10:20am: Nicki Minaj is deep in character for her upcoming role of ‘Child Decoy’ on the new season of SVU.

11:00am (I got distracted by my cat!): Whoa Demi Lovato is super hot.  I can say that because I’m a creep but I’m a girl creep.

11:03am:PAUL RUDD, DON’T JUST LEAVE US HERE.  TAKE US WITH YOU! No, he’s gone.  He’s gone.

*A SKETCH INTERLUDE*

 

3 days before the VMAs

VMA Staff: So Adele, what can we get you?  Dancers?  Fireworks?  Justin Beiber’s getting a little penis to carry, can we get you a little penis?

Adele: Um, just a piano and a mic will be fine, thanks.

VMA Staff: Oh, is that British for ‘Snooki roasting over a fake spit?’  Cause we can do that.

Adele: No, you know, just a piano, like the instrument.  Thanks though! (Adele Exits)

 

VMA Staff: Whaaaat a bitch.

END

11.09am: Beiber thanks God AND Jesus.  The Holy Spirit flew into a rage and torn down all his Beiber posters.  You’re right, it’s not fair.

11:13am: I dunno, whatever, Chris Brown can dance.

11:20: Britney has a cold and is thanking her kids and is sober.  Good for her. But BOOOOOOOOOOOORING!

11:25am: The cast of the Jersey Shore took the stage and everyone was like, Ew.  Then the flew away in their gold-encrusted helicopters and everyone was like, Oh.  Then those helicopters crashed because gold is heavy and everyone was like, Ew.

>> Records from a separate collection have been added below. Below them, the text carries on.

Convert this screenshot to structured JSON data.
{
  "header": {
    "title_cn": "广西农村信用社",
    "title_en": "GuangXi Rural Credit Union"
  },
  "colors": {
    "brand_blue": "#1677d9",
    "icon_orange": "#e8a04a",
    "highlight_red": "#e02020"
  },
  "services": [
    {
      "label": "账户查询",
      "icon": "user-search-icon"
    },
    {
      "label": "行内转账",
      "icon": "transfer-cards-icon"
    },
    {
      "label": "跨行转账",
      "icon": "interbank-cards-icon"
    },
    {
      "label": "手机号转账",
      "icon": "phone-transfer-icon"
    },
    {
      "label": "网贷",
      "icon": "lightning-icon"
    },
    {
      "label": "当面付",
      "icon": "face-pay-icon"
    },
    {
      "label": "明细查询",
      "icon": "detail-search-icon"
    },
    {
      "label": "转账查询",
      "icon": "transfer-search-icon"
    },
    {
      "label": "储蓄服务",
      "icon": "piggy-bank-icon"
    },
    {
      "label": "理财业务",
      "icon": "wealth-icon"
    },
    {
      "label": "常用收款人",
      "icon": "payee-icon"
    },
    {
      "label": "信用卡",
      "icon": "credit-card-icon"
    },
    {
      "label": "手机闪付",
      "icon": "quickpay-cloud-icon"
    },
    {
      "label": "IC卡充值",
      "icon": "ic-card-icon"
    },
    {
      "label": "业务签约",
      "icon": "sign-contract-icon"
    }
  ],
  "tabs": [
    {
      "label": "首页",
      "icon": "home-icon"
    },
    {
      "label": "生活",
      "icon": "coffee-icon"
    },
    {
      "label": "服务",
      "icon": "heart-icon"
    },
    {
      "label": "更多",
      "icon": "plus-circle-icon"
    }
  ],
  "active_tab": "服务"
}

11:30am: The Hunger Games looks sexy but the kind of sexy where everyone’s dying.  Am I right?  It’s like 10 books worth of the last 5 minutes of Armageddon.  Can I borrow ur copy?

11:40am: Everyone’s like, Valerie!  Was that Amy Winehouse’s big song?  I thought it was the one about not going to…nevermind.  What a tasteful, colorful, light filled tribute for someone who died very recently!

And the show’s over! When’s Mad Men back on?

10:45pm (I awoke from a fitful slumber with this thought): I want to clarify – the cheese on Katy Perry’s head was cheddar.  The cheese on Russell Brand’s balls is from never washing his balls.